Voorts is tussen [eisende partij] en VieCuri een leer-/arbeidsovereenkomst tot stand gekomen op grond waarvan [eisende partij] per 1 augustus 2012 in dienst is getreden van VieCuri in de functie van leerling verpleegkundige. De overeenkomst is aangegaan voor de duur van de opleiding, maar eindigt uiterlijk 1 juli 2015. In artikel 4 van het arbeidscontract is opgenomen dat na diplomering de leer- /arbeidsovereenkomst voor bepaalde tijd wordt omgezet in een arbeidsovereenkomst voor onbepaalde tijd in de functie van verpleegkundige.

2.4.

Op grond van artikel 17 van het contract eindigt de arbeidsovereenkomst onder meer door het eindigen van de onderwijsovereenkomst en/of de overeenkomst beroepspraktijkvorming tussen de leerling en Gilde.

2.5.

Gilde heeft op 27 januari 2015 aan [eisende partij] een negatief bindend studieadvies verstrekt, dat bij brief van 2 maart 2015 is bevestigd. Op 29 januari 2015 heeft Gilde aan [eisende partij] meegedeeld dat de leer-/arbeidsovereenkomst van rechtswege is geëindigd, omdat zij is moeten stoppen met de opleiding.

2.6.

[eisende partij] maakt op 5 maart 2015 gebruik van de mogelijkheid bij de sectordirecteur Zorg en Welzijn van Gilde, de heer [X] , om tegen het negatief bindend studieadvies bezwaar te maken. [X] voornoemd verklaart bij brief van 5 juni 2015 het bezwaar ongegrond en verwijst [eisende partij] naar de klachtencommissie van Gilde.

2.7.

[eisende partij] dient vervolgens op 9 juli 2015 een klacht in bij de Algemene Klachtencommissie van Gilde. [eisende partij] wordt vervolgens uitgenodigd voor de zitting van de Klachtencommissie op 11 september 2015.

2.8.

[eisende partij] gaat intussen op zoek naar een ander opleidingsinstituut waar zij haar opleiding alsnog kan afronden. Summa College te Eindhoven is bereid [eisende partij] haar opleiding te laten voltooien onder de voorwaarde dat zij Summa zal informeren over de door haar bij Gilde behaalde studieresultaten.

2.9.

Ter zitting van de klachtencommissie van 11 september 2015 maken partijen de afspraak dat Gilde een voorstel zal uitwerken met betrekking tot het alsnog afronden van de opleiding bij Gilde. [eisende partij] wil dat voorstel van Gilde afzetten tegen het voorstel van Summa en dan kiezen bij welke opleiding zij haar studie zal voortzetten.

2.10.

[eisende partij] besluit uiteindelijk om de opleiding af te maken bij Summa College te Eindhoven. Zij behaalt op 10 maart 2016 haar diploma MBO-verpleegkundige op niveau 4 en treedt per 1 mei 2016 in dienst bij het Laurentius Ziekenhuis te Roermond.

3 Het geschil

3.1.

[eisende partij] maakt Gilde in essentie twee verwijten.

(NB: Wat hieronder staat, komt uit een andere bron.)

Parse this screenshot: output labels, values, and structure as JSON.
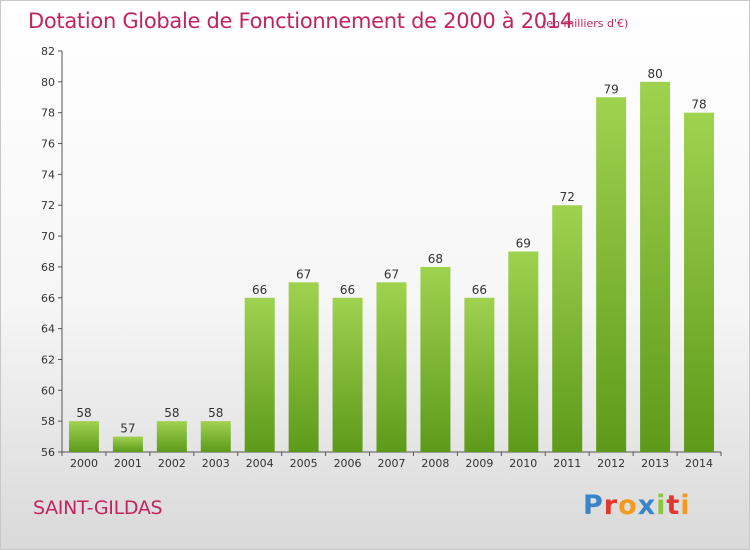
{
  "chart": {
    "title": "Dotation Globale de Fonctionnement de 2000 à 2014",
    "unit": "(en milliers d'€)",
    "commune": "SAINT-GILDAS",
    "logo": [
      "P",
      "r",
      "o",
      "x",
      "i",
      "t",
      "i"
    ]
  },
  "chart_data": {
    "type": "bar",
    "title": "Dotation Globale de Fonctionnement de 2000 à 2014",
    "subtitle": "(en milliers d'€)",
    "categories": [
      "2000",
      "2001",
      "2002",
      "2003",
      "2004",
      "2005",
      "2006",
      "2007",
      "2008",
      "2009",
      "2010",
      "2011",
      "2012",
      "2013",
      "2014"
    ],
    "values": [
      58,
      57,
      58,
      58,
      66,
      67,
      66,
      67,
      68,
      66,
      69,
      72,
      79,
      80,
      78
    ],
    "ylim": [
      56,
      82
    ],
    "yticks": [
      56,
      58,
      60,
      62,
      64,
      66,
      68,
      70,
      72,
      74,
      76,
      78,
      80,
      82
    ],
    "grid": false,
    "bar_color": "#7fba38",
    "bar_color_light": "#9fd24f",
    "bar_color_dark": "#5e9a1a"
  }
}
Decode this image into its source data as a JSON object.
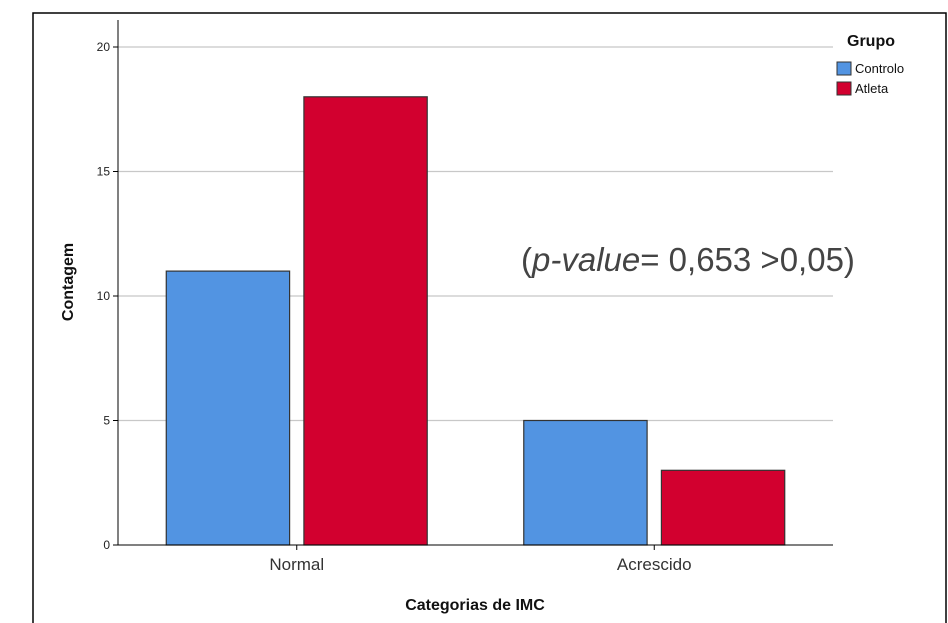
{
  "chart_data": {
    "type": "bar",
    "categories": [
      "Normal",
      "Acrescido"
    ],
    "series": [
      {
        "name": "Controlo",
        "values": [
          11,
          5
        ],
        "color": "#5294E2"
      },
      {
        "name": "Atleta",
        "values": [
          18,
          3
        ],
        "color": "#D2002F"
      }
    ],
    "title": "",
    "xlabel": "Categorias de IMC",
    "ylabel": "Contagem",
    "ylim": [
      0,
      20
    ],
    "yticks": [
      0,
      5,
      10,
      15,
      20
    ],
    "grid": true,
    "legend": {
      "title": "Grupo",
      "placement": "top-right"
    },
    "annotation": {
      "open": "(",
      "italic": "p-value",
      "rest": "= 0,653 >0,05)"
    }
  }
}
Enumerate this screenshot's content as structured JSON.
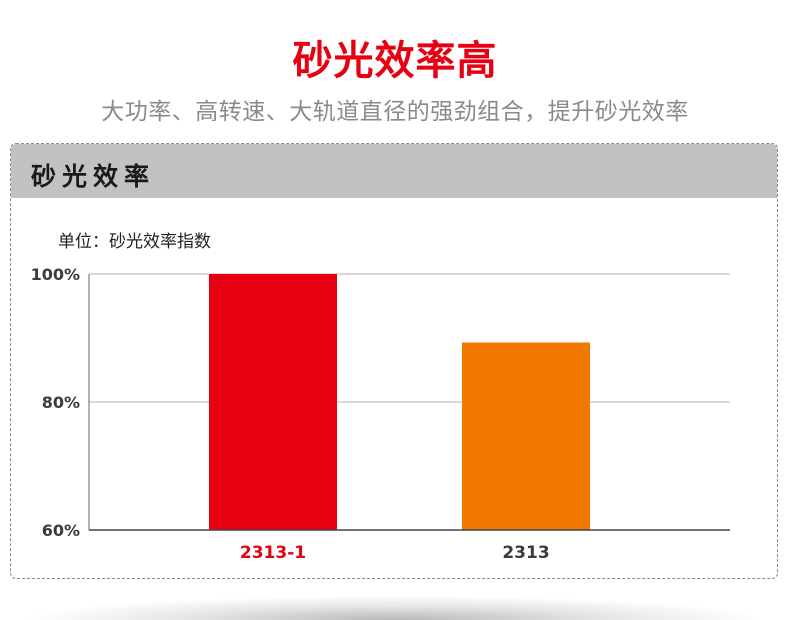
{
  "header": {
    "title": "砂光效率高",
    "subtitle": "大功率、高转速、大轨道直径的强劲组合，提升砂光效率"
  },
  "panel": {
    "title": "砂光效率",
    "unit": "单位：砂光效率指数"
  },
  "colors": {
    "accent": "#e60012",
    "bar_primary": "#e60012",
    "bar_secondary": "#f07800",
    "panel_header": "#c2c2c2",
    "grid": "#b5b5b5"
  },
  "chart_data": {
    "type": "bar",
    "categories": [
      "2313-1",
      "2313"
    ],
    "values": [
      100,
      89.3
    ],
    "yticks": [
      "60%",
      "80%",
      "100%"
    ],
    "ylim": [
      60,
      100
    ],
    "grid": true,
    "category_colors": [
      "#e60012",
      "#3c3c3c"
    ]
  }
}
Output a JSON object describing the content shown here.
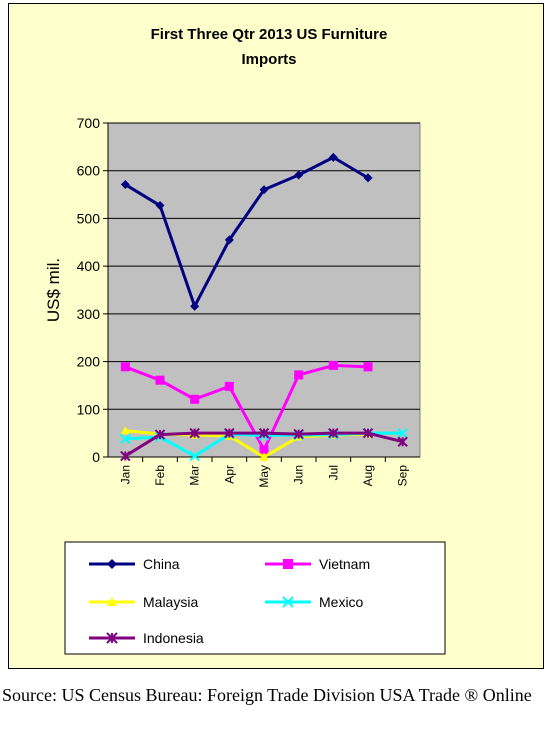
{
  "chart_data": {
    "type": "line",
    "title": "First Three Qtr 2013 US Furniture Imports",
    "title_lines": [
      "First Three Qtr 2013 US Furniture",
      "Imports"
    ],
    "xlabel": "",
    "ylabel": "US$ mil.",
    "categories": [
      "Jan",
      "Feb",
      "Mar",
      "Apr",
      "May",
      "Jun",
      "Jul",
      "Aug",
      "Sep"
    ],
    "ylim": [
      0,
      700
    ],
    "yticks": [
      0,
      100,
      200,
      300,
      400,
      500,
      600,
      700
    ],
    "grid": true,
    "legend_position": "bottom",
    "series": [
      {
        "name": "China",
        "color": "#000080",
        "marker": "diamond",
        "values": [
          571,
          527,
          316,
          455,
          560,
          591,
          628,
          585,
          null
        ]
      },
      {
        "name": "Vietnam",
        "color": "#ff00ff",
        "marker": "square",
        "values": [
          189,
          161,
          121,
          148,
          15,
          172,
          192,
          189,
          null
        ]
      },
      {
        "name": "Malaysia",
        "color": "#ffff00",
        "marker": "triangle",
        "values": [
          55,
          48,
          46,
          44,
          0,
          42,
          46,
          48,
          null
        ]
      },
      {
        "name": "Mexico",
        "color": "#00ffff",
        "marker": "x",
        "values": [
          38,
          42,
          2,
          48,
          45,
          46,
          47,
          50,
          50
        ]
      },
      {
        "name": "Indonesia",
        "color": "#800080",
        "marker": "asterisk",
        "values": [
          2,
          47,
          50,
          50,
          50,
          48,
          50,
          50,
          32
        ]
      }
    ]
  },
  "source_text": "Source: US Census Bureau: Foreign Trade Division USA Trade ® Online"
}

In de eerste plaats stelt [eisende partij] zich op het standpunt dat Gilde toerekenbaar tekort is geschoten in de nakoming van de onderwijsovereenkomst met [eisende partij] . Gilde heeft in strijd met haar eigen protocollen een bindend negatief studieadvies afgegeven. Daarnaast is het, in de woorden van [eisende partij] , ridicuul om een bindend negatief studieadvies te verstrekken aan een leerling die zich in de allerlaatste fase van de opleiding bevindt en tot dat moment aan alle opleidingsvereisten heeft voldaan.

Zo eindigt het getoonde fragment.